Only 130 years ago, life at Auk Village went on as it had for hundreds of years. This was brought home to Soboleff when he visited the site with one of its last residents, Frank Shorty.

" He stepped off so many feet where his house was located. He said, " Here, Walter, I give this to you.' "

In 1867, the United States purchased the vast Alaska territory from Russia. But, with the exception of Sitka, which some called " Paris of the North," little had changed in Southeast Alaska. The occasional steamship from Seattle or San Francisco passed on its way to somewhere else.

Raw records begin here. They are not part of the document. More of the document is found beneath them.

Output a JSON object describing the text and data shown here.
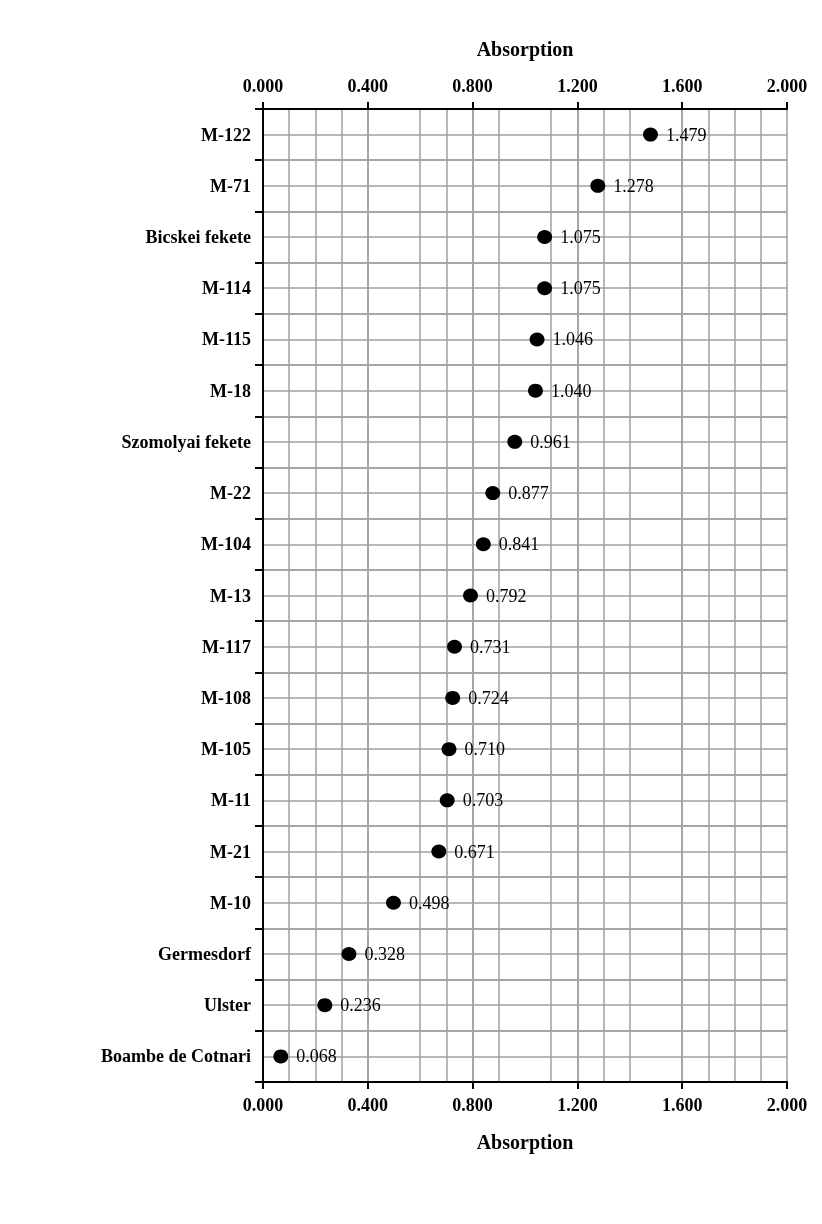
{
  "chart_data": {
    "type": "scatter",
    "orientation": "horizontal",
    "xlabel": "Absorption",
    "x2label": "Absorption",
    "categories": [
      "M-122",
      "M-71",
      "Bicskei fekete",
      "M-114",
      "M-115",
      "M-18",
      "Szomolyai fekete",
      "M-22",
      "M-104",
      "M-13",
      "M-117",
      "M-108",
      "M-105",
      "M-11",
      "M-21",
      "M-10",
      "Germesdorf",
      "Ulster",
      "Boambe de Cotnari"
    ],
    "series": [
      {
        "color": "#000000",
        "values": [
          1.479,
          1.278,
          1.075,
          1.075,
          1.046,
          1.04,
          0.961,
          0.877,
          0.841,
          0.792,
          0.731,
          0.724,
          0.71,
          0.703,
          0.671,
          0.498,
          0.328,
          0.236,
          0.068
        ],
        "value_labels": [
          "1.479",
          "1.278",
          "1.075",
          "1.075",
          "1.046",
          "1.040",
          "0.961",
          "0.877",
          "0.841",
          "0.792",
          "0.731",
          "0.724",
          "0.710",
          "0.703",
          "0.671",
          "0.498",
          "0.328",
          "0.236",
          "0.068"
        ]
      }
    ],
    "xlim": [
      0,
      2
    ],
    "xticks": [
      {
        "value": 0,
        "label": "0.000"
      },
      {
        "value": 0.4,
        "label": "0.400"
      },
      {
        "value": 0.8,
        "label": "0.800"
      },
      {
        "value": 1.2,
        "label": "1.200"
      },
      {
        "value": 1.6,
        "label": "1.600"
      },
      {
        "value": 2,
        "label": "2.000"
      }
    ],
    "x2lim": [
      0,
      2
    ],
    "x2ticks": [
      {
        "value": 0,
        "label": "0.000"
      },
      {
        "value": 0.4,
        "label": "0.400"
      },
      {
        "value": 0.8,
        "label": "0.800"
      },
      {
        "value": 1.2,
        "label": "1.200"
      },
      {
        "value": 1.6,
        "label": "1.600"
      },
      {
        "value": 2,
        "label": "2.000"
      }
    ],
    "grid": true,
    "marker": "circle"
  }
}
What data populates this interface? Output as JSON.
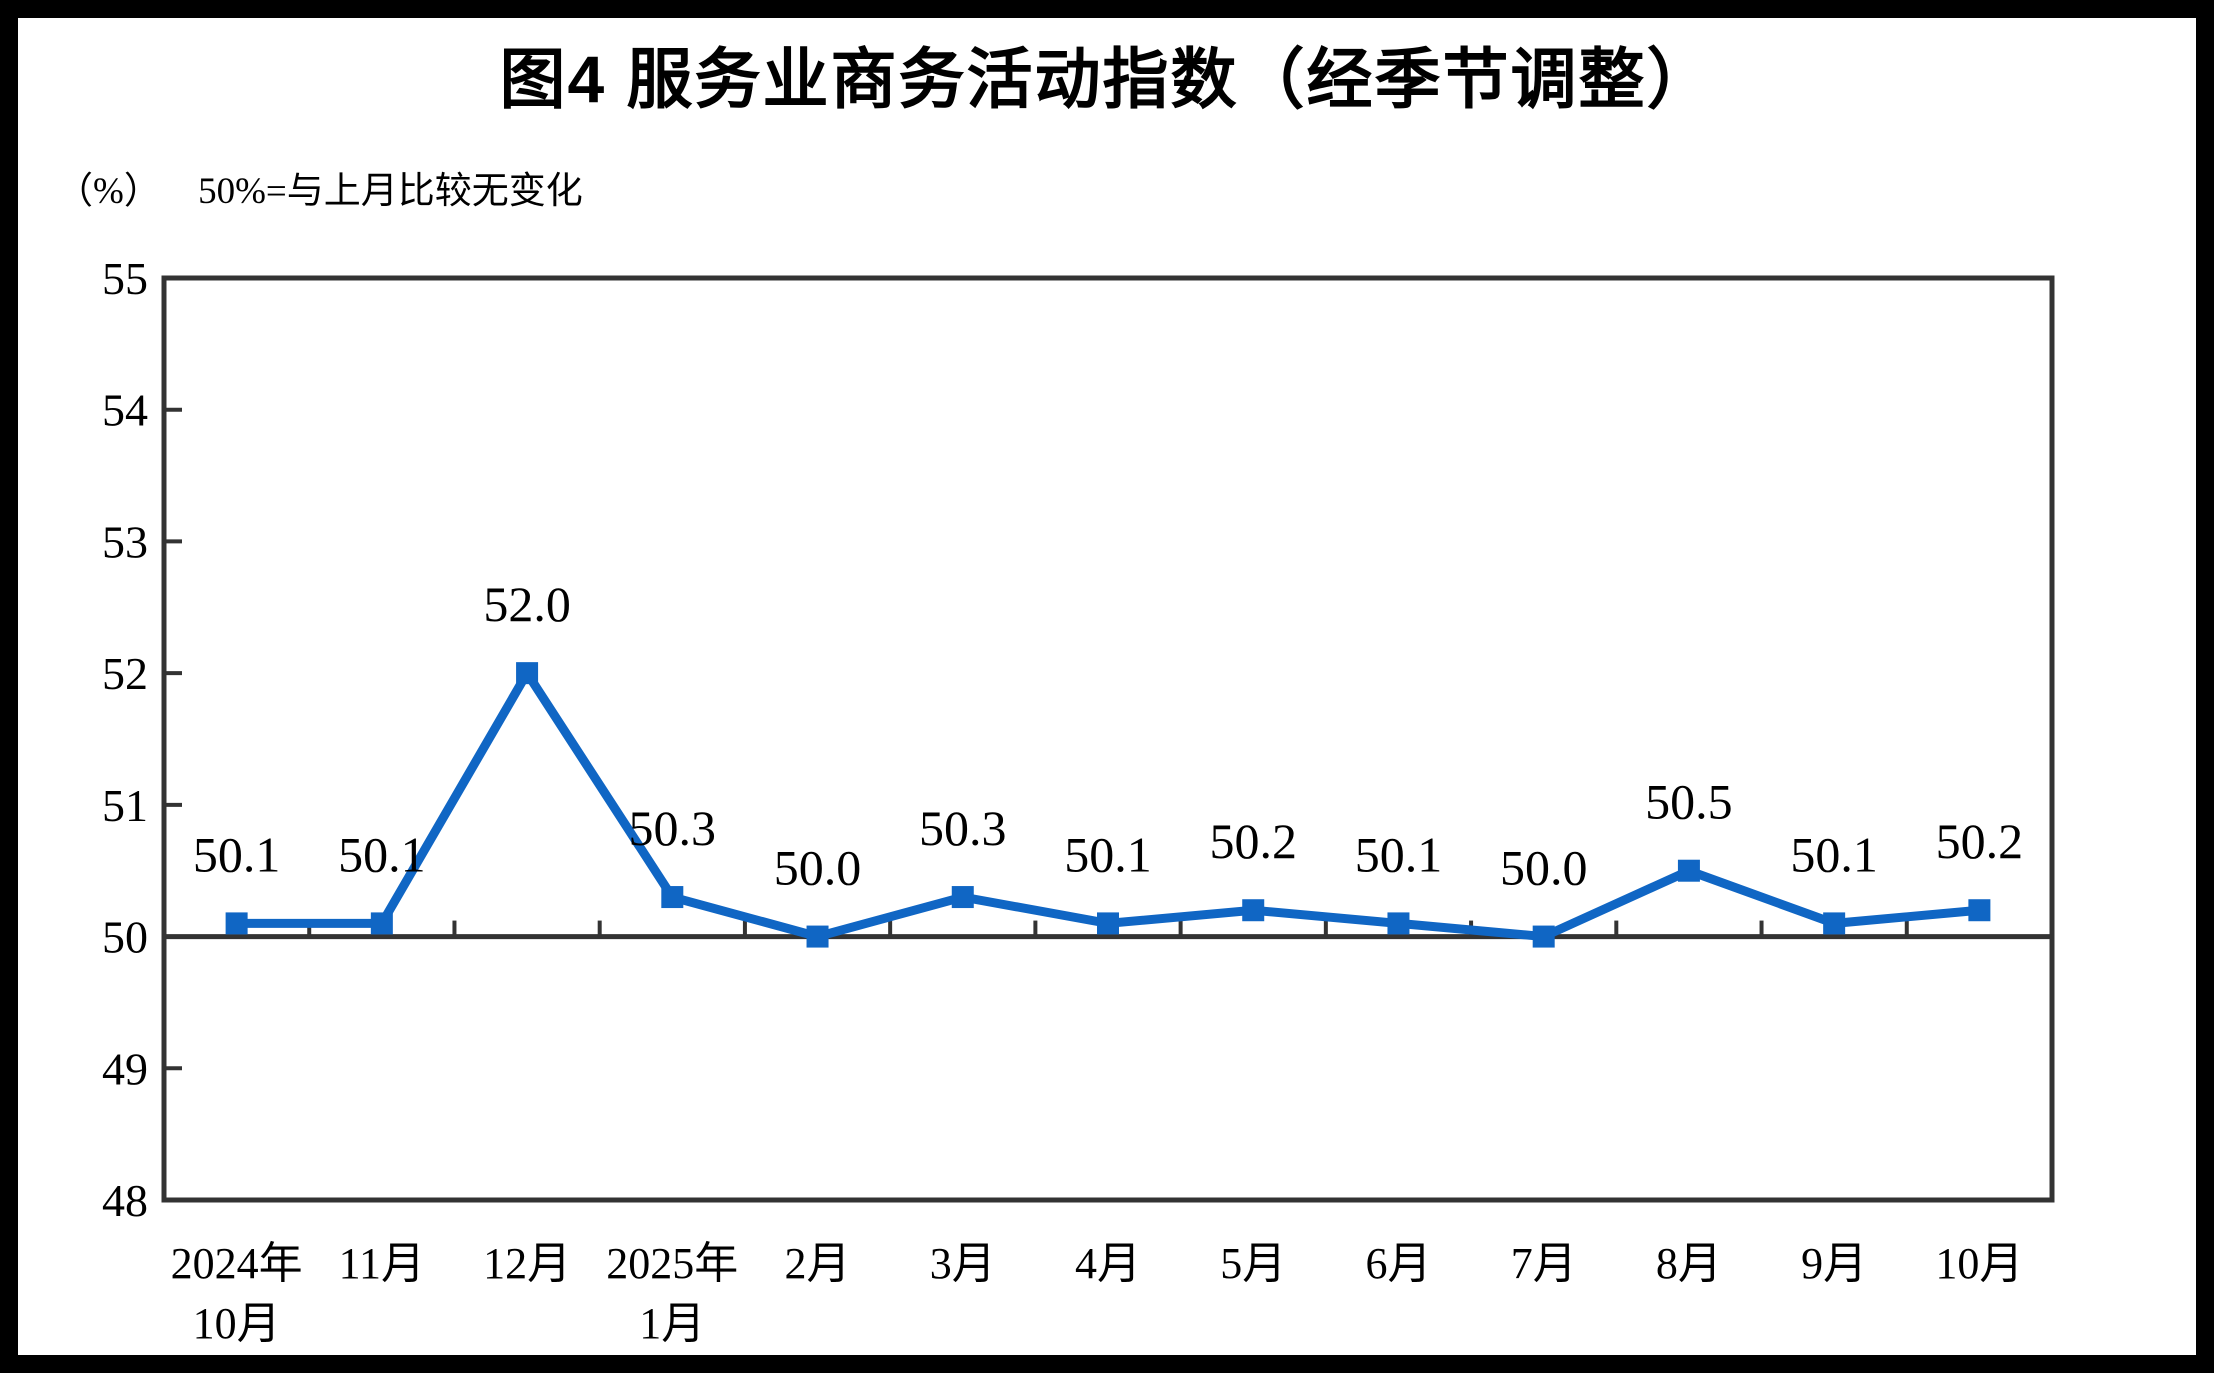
{
  "chart_data": {
    "type": "line",
    "title": "图4  服务业商务活动指数（经季节调整）",
    "unit_label": "（%）",
    "note": "50%=与上月比较无变化",
    "categories": [
      "2024年\n10月",
      "11月",
      "12月",
      "2025年\n1月",
      "2月",
      "3月",
      "4月",
      "5月",
      "6月",
      "7月",
      "8月",
      "9月",
      "10月"
    ],
    "values": [
      50.1,
      50.1,
      52.0,
      50.3,
      50.0,
      50.3,
      50.1,
      50.2,
      50.1,
      50.0,
      50.5,
      50.1,
      50.2
    ],
    "data_labels": [
      "50.1",
      "50.1",
      "52.0",
      "50.3",
      "50.0",
      "50.3",
      "50.1",
      "50.2",
      "50.1",
      "50.0",
      "50.5",
      "50.1",
      "50.2"
    ],
    "y_ticks": [
      48,
      49,
      50,
      51,
      52,
      53,
      54,
      55
    ],
    "ylim": [
      48,
      55
    ],
    "baseline_value": 50,
    "xlabel": "",
    "ylabel": "%",
    "grid": false,
    "legend": "none",
    "line_color": "#1066C4",
    "axis_color": "#333333",
    "text_color": "#000000"
  }
}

Mostly, ravens cawed, rain fell, mists rose and people moved from camp to camp. Tlingits came and went to resources their grandparents and parents had told them about - rich places where fern roots could be dug for roasting, or where there were trees suitable for plank houses.

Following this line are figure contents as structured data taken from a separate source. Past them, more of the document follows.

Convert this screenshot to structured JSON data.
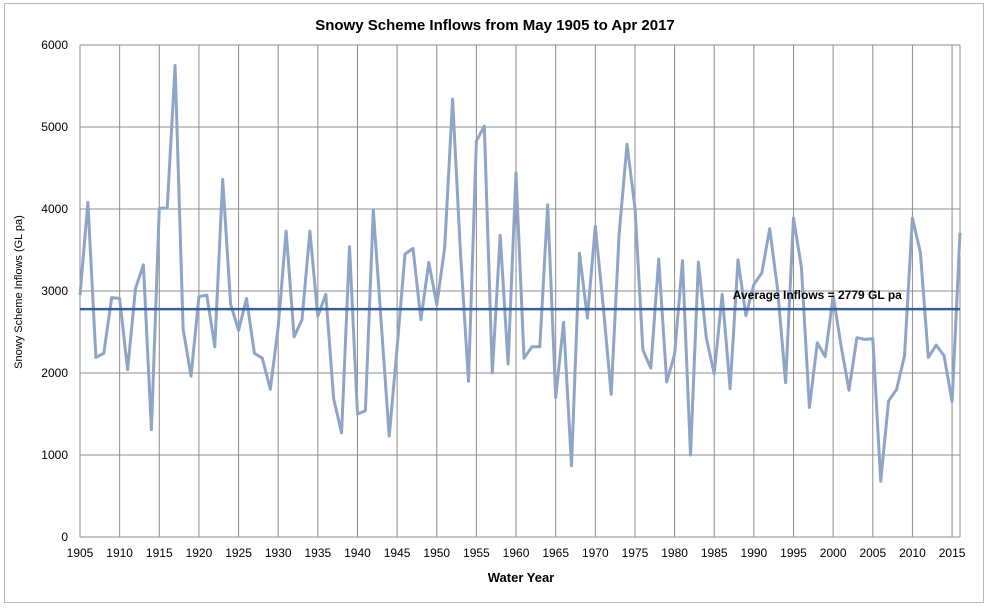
{
  "chart_data": {
    "type": "line",
    "title": "Snowy Scheme Inflows from May 1905 to Apr 2017",
    "xlabel": "Water Year",
    "ylabel": "Snowy Scheme Inflows (GL pa)",
    "xlim": [
      1905,
      2016
    ],
    "ylim": [
      0,
      6000
    ],
    "x_ticks": [
      "1905",
      "1910",
      "1915",
      "1920",
      "1925",
      "1930",
      "1935",
      "1940",
      "1945",
      "1950",
      "1955",
      "1960",
      "1965",
      "1970",
      "1975",
      "1980",
      "1985",
      "1990",
      "1995",
      "2000",
      "2005",
      "2010",
      "2015"
    ],
    "y_ticks": [
      "0",
      "1000",
      "2000",
      "3000",
      "4000",
      "5000",
      "6000"
    ],
    "grid": true,
    "series": [
      {
        "color": "#8ea5c8",
        "x": [
          1905,
          1906,
          1907,
          1908,
          1909,
          1910,
          1911,
          1912,
          1913,
          1914,
          1915,
          1916,
          1917,
          1918,
          1919,
          1920,
          1921,
          1922,
          1923,
          1924,
          1925,
          1926,
          1927,
          1928,
          1929,
          1930,
          1931,
          1932,
          1933,
          1934,
          1935,
          1936,
          1937,
          1938,
          1939,
          1940,
          1941,
          1942,
          1943,
          1944,
          1945,
          1946,
          1947,
          1948,
          1949,
          1950,
          1951,
          1952,
          1953,
          1954,
          1955,
          1956,
          1957,
          1958,
          1959,
          1960,
          1961,
          1962,
          1963,
          1964,
          1965,
          1966,
          1967,
          1968,
          1969,
          1970,
          1971,
          1972,
          1973,
          1974,
          1975,
          1976,
          1977,
          1978,
          1979,
          1980,
          1981,
          1982,
          1983,
          1984,
          1985,
          1986,
          1987,
          1988,
          1989,
          1990,
          1991,
          1992,
          1993,
          1994,
          1995,
          1996,
          1997,
          1998,
          1999,
          2000,
          2001,
          2002,
          2003,
          2004,
          2005,
          2006,
          2007,
          2008,
          2009,
          2010,
          2011,
          2012,
          2013,
          2014,
          2015,
          2016
        ],
        "values": [
          2950,
          4080,
          2190,
          2240,
          2920,
          2910,
          2040,
          3030,
          3320,
          1310,
          4010,
          4010,
          5750,
          2540,
          1960,
          2930,
          2950,
          2320,
          4360,
          2840,
          2520,
          2910,
          2240,
          2180,
          1800,
          2560,
          3730,
          2440,
          2650,
          3730,
          2690,
          2960,
          1680,
          1270,
          3540,
          1500,
          1540,
          3990,
          2600,
          1230,
          2310,
          3450,
          3520,
          2650,
          3350,
          2830,
          3530,
          5340,
          3460,
          1900,
          4830,
          5010,
          2000,
          3680,
          2110,
          4440,
          2180,
          2320,
          2320,
          4050,
          1700,
          2620,
          870,
          3460,
          2670,
          3790,
          2820,
          1740,
          3690,
          4790,
          4010,
          2280,
          2060,
          3390,
          1890,
          2230,
          3370,
          1000,
          3350,
          2430,
          1990,
          2960,
          1810,
          3380,
          2700,
          3080,
          3220,
          3760,
          3010,
          1880,
          3890,
          3290,
          1580,
          2370,
          2200,
          2940,
          2330,
          1790,
          2430,
          2410,
          2420,
          680,
          1660,
          1800,
          2210,
          3890,
          3470,
          2190,
          2340,
          2210,
          1650,
          3710
        ]
      }
    ],
    "average_line": {
      "value": 2779,
      "label": "Average Inflows = 2779 GL pa",
      "color": "#3a5f96"
    }
  }
}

Songs, dances, regalia, house posts, totem poles and oral legends recorded the people's intricate web of dealings with the landscape and its important nonhuman inhabitants such as bears, blackfish (killer whales) and halibut.

For hundreds of years, what later became Juneau was Auk territory. What later became Douglas was Taku territory. They valued land for its yield, its harvest. Slowly the way of life changed as western settlers with different notions of property values came into the country. Miners, loggers, commercial fishermen and homesteaders arrived. They drove stakes, drew maps, kept records, built fences, shifted rocks, exchanged coins.

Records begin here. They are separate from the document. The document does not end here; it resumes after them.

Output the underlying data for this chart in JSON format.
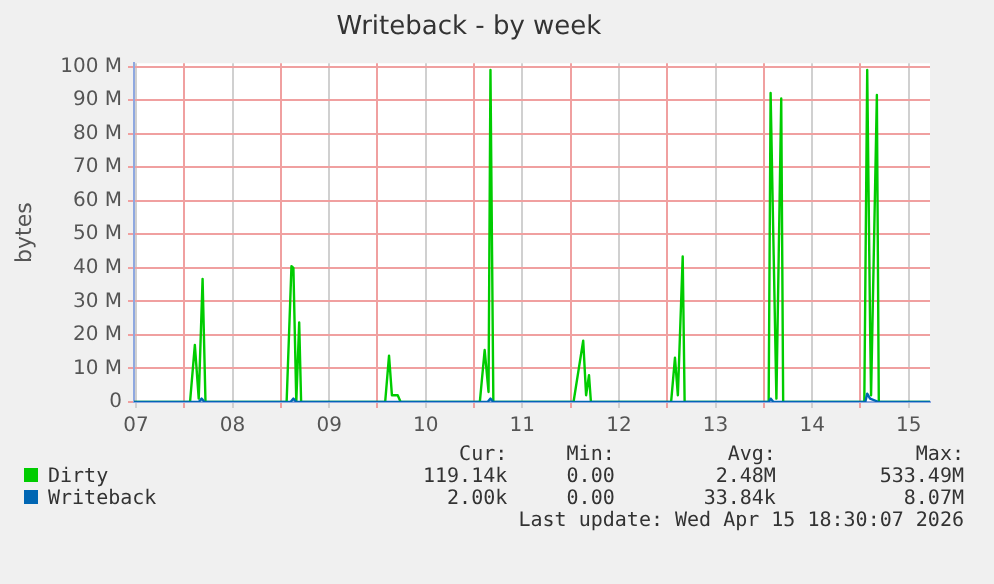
{
  "chart_data": {
    "type": "line",
    "title": "Writeback - by week",
    "ylabel": "bytes",
    "xlim": [
      7.48,
      15.72
    ],
    "xticks": [
      {
        "value": 7.5,
        "label": "07"
      },
      {
        "value": 8,
        "label": null
      },
      {
        "value": 8.5,
        "label": "08"
      },
      {
        "value": 9,
        "label": null
      },
      {
        "value": 9.5,
        "label": "09"
      },
      {
        "value": 10,
        "label": null
      },
      {
        "value": 10.5,
        "label": "10"
      },
      {
        "value": 11,
        "label": null
      },
      {
        "value": 11.5,
        "label": "11"
      },
      {
        "value": 12,
        "label": null
      },
      {
        "value": 12.5,
        "label": "12"
      },
      {
        "value": 13,
        "label": null
      },
      {
        "value": 13.5,
        "label": "13"
      },
      {
        "value": 14,
        "label": null
      },
      {
        "value": 14.5,
        "label": "14"
      },
      {
        "value": 15,
        "label": null
      },
      {
        "value": 15.5,
        "label": "15"
      }
    ],
    "ylim": [
      0,
      101
    ],
    "yticks": [
      {
        "value": 0,
        "label": "0"
      },
      {
        "value": 10,
        "label": "10 M"
      },
      {
        "value": 20,
        "label": "20 M"
      },
      {
        "value": 30,
        "label": "30 M"
      },
      {
        "value": 40,
        "label": "40 M"
      },
      {
        "value": 50,
        "label": "50 M"
      },
      {
        "value": 60,
        "label": "60 M"
      },
      {
        "value": 70,
        "label": "70 M"
      },
      {
        "value": 80,
        "label": "80 M"
      },
      {
        "value": 90,
        "label": "90 M"
      },
      {
        "value": 100,
        "label": "100 M"
      }
    ],
    "grid": true,
    "legend": "bottom",
    "marker": "none",
    "line_style": "solid",
    "series": [
      {
        "name": "Dirty",
        "color": "#00cc00",
        "x": [
          7.48,
          8.06,
          8.11,
          8.15,
          8.19,
          8.22,
          9.06,
          9.11,
          9.13,
          9.16,
          9.19,
          9.21,
          10.08,
          10.12,
          10.15,
          10.21,
          10.24,
          11.06,
          11.11,
          11.15,
          11.17,
          11.2,
          12.03,
          12.13,
          12.16,
          12.19,
          12.21,
          13.04,
          13.08,
          13.11,
          13.16,
          13.18,
          14.05,
          14.07,
          14.13,
          14.18,
          14.2,
          15.04,
          15.07,
          15.1,
          15.11,
          15.17,
          15.19,
          15.72
        ],
        "values": [
          0,
          0,
          17,
          1,
          36.7,
          0,
          0,
          40.5,
          40,
          0,
          23.7,
          0,
          0,
          13.8,
          2,
          2,
          0,
          0,
          15.5,
          3,
          99,
          0,
          0,
          18.3,
          2,
          8,
          0,
          0,
          13.2,
          2,
          43.4,
          0,
          0,
          92.1,
          1,
          90.5,
          0,
          0,
          99,
          22,
          2,
          91.5,
          0,
          0
        ]
      },
      {
        "name": "Writeback",
        "color": "#0066b3",
        "x": [
          7.48,
          8.15,
          8.18,
          8.21,
          9.1,
          9.13,
          9.16,
          11.14,
          11.17,
          11.2,
          14.05,
          14.07,
          14.1,
          15.05,
          15.07,
          15.1,
          15.19,
          15.72
        ],
        "values": [
          0,
          0,
          1,
          0,
          0,
          1,
          0,
          0,
          1,
          0,
          0,
          1,
          0,
          0,
          2.5,
          1,
          0,
          0
        ]
      }
    ],
    "annotations": [
      "Cur:",
      "Min:",
      "Avg:",
      "Max:",
      "119.14k",
      "0.00",
      "2.48M",
      "533.49M",
      "2.00k",
      "0.00",
      "33.84k",
      "8.07M",
      "Last update: Wed Apr 15 18:30:07 2026"
    ]
  }
}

What happened to Henry Denny, interviewed at Saxman near Ketchikan in 1946, is typical of what happened to Tlingits all over Southeast Alaska:

" I have used that area (at the mouth of the Unuk River) all my life, and before me, my father and uncles hunted and trapped and fished in that area. Now, however, it is closed to me because there are homesteaders in there. This homesteader tells me he has wolf traps out, and makes me go away."

In the Juneau area, many places had traditional uses, buildings or associations, according to " Haa Aani, Our Land," (Sealaska Heritage Foundation, 1998) by Walter Goldschmidt and Theodore Haas.

For example, the Auk used Berners Bay as a fishing ground and hunting place as well as a source of berries, particularly blueberries. Other harvests here were huckleberries, nagoonberries, cohos and dog salmon. There were smokehouses and men would pole up the river to cabins used as bases for hunting goats and trapping mink, lynx and wolverine.

Eagle River was a source of salmon, cranberries, mountain goat and black bear. The people called Tee Harbor Wooshdeix'alatye - a place to fish and smoke fish that later was used by whites as the site of a cannery and saltery.

Lincoln, Shelter and other neighboring islands were hunting and trapping grounds and camps for halibut fishermen. Seaweed and shellfish were gathered here, while the people lived in cedar bark shelters. Stockaded forts were built on the north end of Shelter and on Lincoln Island. This was an area claimed by the Wooshkeetaan clan.

Other evidence of traditional use included smokehouses on Sheep Creek and a cemetery at Auke Bay. Duck Creek was called Te'cuns, and there was a big smokehouse. The area was rich in cranberries and wild rice.

Just north of Lemon Creek was a small creek called Eix'gulheen - a good spot for late run dog salmon.

Gold Creek was called Dzantik'i Heeni. Tlingits considered it " the biggest salmon creek of all." Here they harvested dog salmon, humpies and cohos, and steelhead after the first fall freeze. There were two smokehouses here in the 1870s.

The subsistence pattern also led to Salmon Creek or Til'heeni, and to Sheep Creek, just below Thane - a good stream for dog salmon and humpies. There were also smokehouses, and once a potlatch was held here.

At the close of the decade, the pattern of traditional life began to change. In the summer of 1879, Presbyterian minister S. Hall Young and naturalist/writer John Muir explored much of Southeast Alaska by Tlingit dugout canoe. Young came to the conclusion there was an urgent need to establish a mission among the Takus near the present site of Juneau.

Muir observed there was promising mineralization along Gastineau Channel. That same year, Auks gave ore samples to officers of the USS Jamestown and Tlingit Chief named Kowee carried ore samples from the area to a mining engineer, George Pilz of Sitka. The die was cast.